Kinésiologie appliquée

La kinésiologie appliquée est une pratique à visée thérapeutique qui postule l'existence d'un lien important entre mouvements, tonus musculaire et diverses maladies. Elle fut créée par George Goodheart (1918-2008), chiropraticien américain, qui la réservait aux professionnels de santé diplômés d'État. John Thie, également chiropraticien, en a fait le Touch for health, à l'origine des kinésiologies spécialisées, présentées comme des méthodes amélioratrices de la santé et du bien-être.

Kinésiologie appliquée
Une personne (droite) pratiquant la kinésiologie appliquée
MeSH « D018953 »

Ne doit pas être confondu avec kinésiologie, kinésiologue ou kinésithérapie.

Ses principes n'ont pour la plupart pas été scientifiquement validés, ni par ses promoteurs, ni a posteriori par des travaux de recherche, ce qui la classe parmi les pseudosciences. En France, face à l'absence d'efficacité démontrée et à un risque avéré de dérive sectaire, la kinésiologie appliquée est placée sous observation par la Mission interministérielle de vigilance et de lutte contre les dérives sectaires[1].

Principes théoriques

Principes

Ses « principes et croyances » sont une sémantique très particulière pour désigner ce qu'on qualifie dans le langage courant de « protocole médical » et « théorie scientifique ». La kinésiologie appliquée se base sur des amalgames et des inexactitudes du point de vue physiologique, neurologique et pratique.
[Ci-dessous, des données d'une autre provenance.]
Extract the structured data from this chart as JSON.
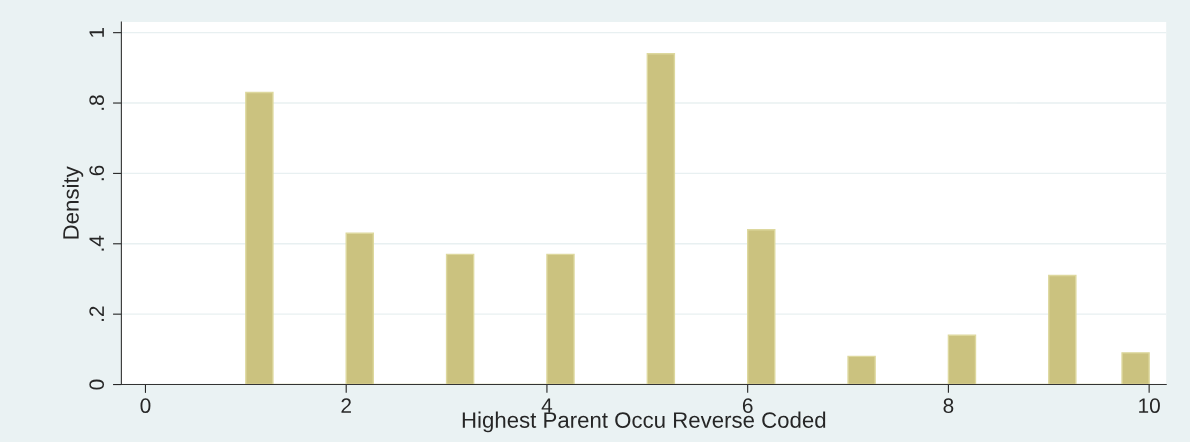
{
  "chart_data": {
    "type": "histogram",
    "xlabel": "Highest Parent Occu Reverse Coded",
    "ylabel": "Density",
    "bins": [
      1,
      1.27,
      2,
      2.27,
      3,
      3.27,
      4,
      4.27,
      5,
      5.27,
      6,
      6.27,
      7,
      7.27,
      8,
      8.27,
      9,
      9.27,
      9.73,
      10
    ],
    "values": [
      0.83,
      0,
      0.43,
      0,
      0.37,
      0,
      0.37,
      0,
      0.94,
      0,
      0.44,
      0,
      0.08,
      0,
      0.14,
      0,
      0.31,
      0,
      0.09
    ],
    "color": "#cbc27f",
    "xlim": [
      -0.24,
      10.17
    ],
    "xticks": [
      0,
      2,
      4,
      6,
      8,
      10
    ],
    "ylim": [
      0,
      1.03
    ],
    "yticks": [
      0,
      {
        "value": 0.2,
        "label": ".2"
      },
      {
        "value": 0.4,
        "label": ".4"
      },
      {
        "value": 0.6,
        "label": ".6"
      },
      {
        "value": 0.8,
        "label": ".8"
      },
      1
    ],
    "grid": "y"
  }
}
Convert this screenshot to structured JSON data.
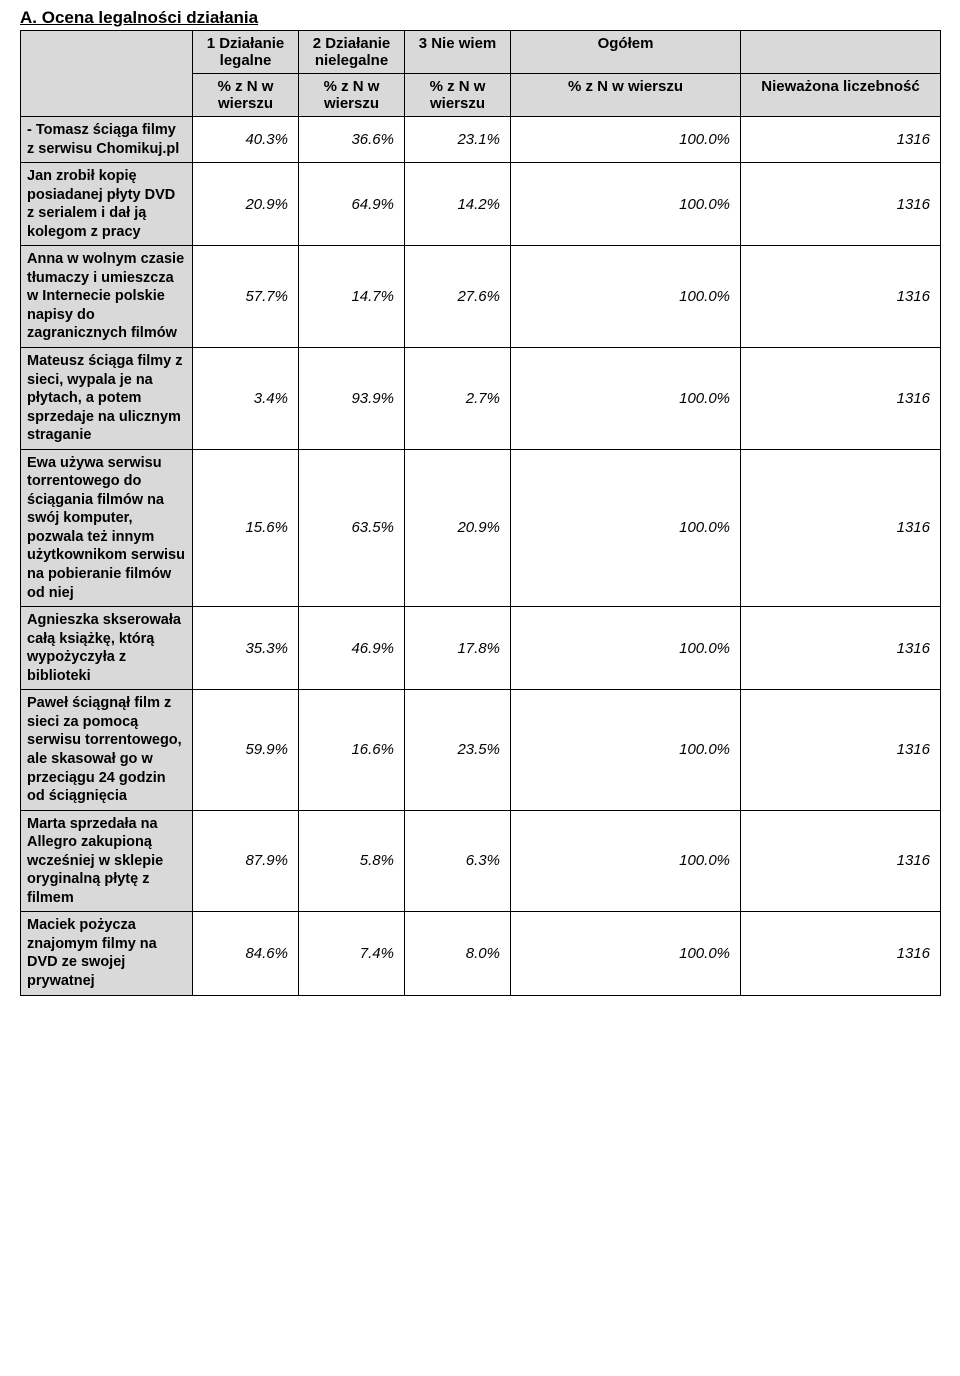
{
  "title": "A. Ocena legalności działania",
  "columns": {
    "row1": [
      "1 Działanie legalne",
      "2 Działanie nielegalne",
      "3 Nie wiem",
      "Ogółem",
      ""
    ],
    "row2": [
      "% z N w wierszu",
      "% z N w wierszu",
      "% z N w wierszu",
      "% z N w wierszu",
      "Nieważona liczebność"
    ]
  },
  "rows": [
    {
      "label": "- Tomasz ściąga filmy z serwisu Chomikuj.pl",
      "v": [
        "40.3%",
        "36.6%",
        "23.1%",
        "100.0%",
        "1316"
      ]
    },
    {
      "label": "Jan zrobił kopię posiadanej płyty DVD z serialem i dał ją kolegom z pracy",
      "v": [
        "20.9%",
        "64.9%",
        "14.2%",
        "100.0%",
        "1316"
      ]
    },
    {
      "label": "Anna w wolnym czasie tłumaczy i umieszcza w Internecie polskie napisy do zagranicznych filmów",
      "v": [
        "57.7%",
        "14.7%",
        "27.6%",
        "100.0%",
        "1316"
      ]
    },
    {
      "label": "Mateusz ściąga filmy z sieci, wypala je na płytach, a potem sprzedaje na ulicznym straganie",
      "v": [
        "3.4%",
        "93.9%",
        "2.7%",
        "100.0%",
        "1316"
      ]
    },
    {
      "label": "Ewa używa serwisu torrentowego do ściągania filmów na swój komputer, pozwala też innym użytkownikom serwisu na pobieranie filmów od niej",
      "v": [
        "15.6%",
        "63.5%",
        "20.9%",
        "100.0%",
        "1316"
      ]
    },
    {
      "label": "Agnieszka skserowała całą książkę, którą wypożyczyła z biblioteki",
      "v": [
        "35.3%",
        "46.9%",
        "17.8%",
        "100.0%",
        "1316"
      ]
    },
    {
      "label": "Paweł ściągnął film z sieci za pomocą serwisu torrentowego, ale skasował go w przeciągu 24 godzin od ściągnięcia",
      "v": [
        "59.9%",
        "16.6%",
        "23.5%",
        "100.0%",
        "1316"
      ]
    },
    {
      "label": "Marta sprzedała na Allegro zakupioną wcześniej w sklepie oryginalną płytę z filmem",
      "v": [
        "87.9%",
        "5.8%",
        "6.3%",
        "100.0%",
        "1316"
      ]
    },
    {
      "label": "Maciek pożycza znajomym filmy na DVD ze swojej prywatnej",
      "v": [
        "84.6%",
        "7.4%",
        "8.0%",
        "100.0%",
        "1316"
      ]
    }
  ],
  "style": {
    "header_bg": "#d9d9d9",
    "border_color": "#000000",
    "font_family": "Arial",
    "title_fontsize": 17,
    "body_fontsize": 15
  }
}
Son postulat de départ est un des grands classiques vitalistes : le corps serait traversé d'un flux d'énergie curative, et les maladies seraient causées par l'entravement de ce flux[2].

Méthode

La kinésiologie appliquée utilise le test musculaire qui, par l'évaluation directe du degré du tonus musculaire, permettrait de positionner d'un point de vue psycho-énergétique la personne par rapport aux objectifs réels visés et formulés par elle. Les objectifs de séance sont divers : je suis à l'aise avec telle personne, je peux parler en public, j'ai une bonne image, je pardonne à (...), j'ai une bonne estime de moi, etc. Des tests musculaires interrogent le corps à la recherche de blocages ; les réponses s'interprètent à l'aide de grilles de lecture, qui permettent de lever les blocages. Les types de blocages sont divers : émotions, barrières, lignes, traits du visage en déni ou à connaître, sabotages, etc.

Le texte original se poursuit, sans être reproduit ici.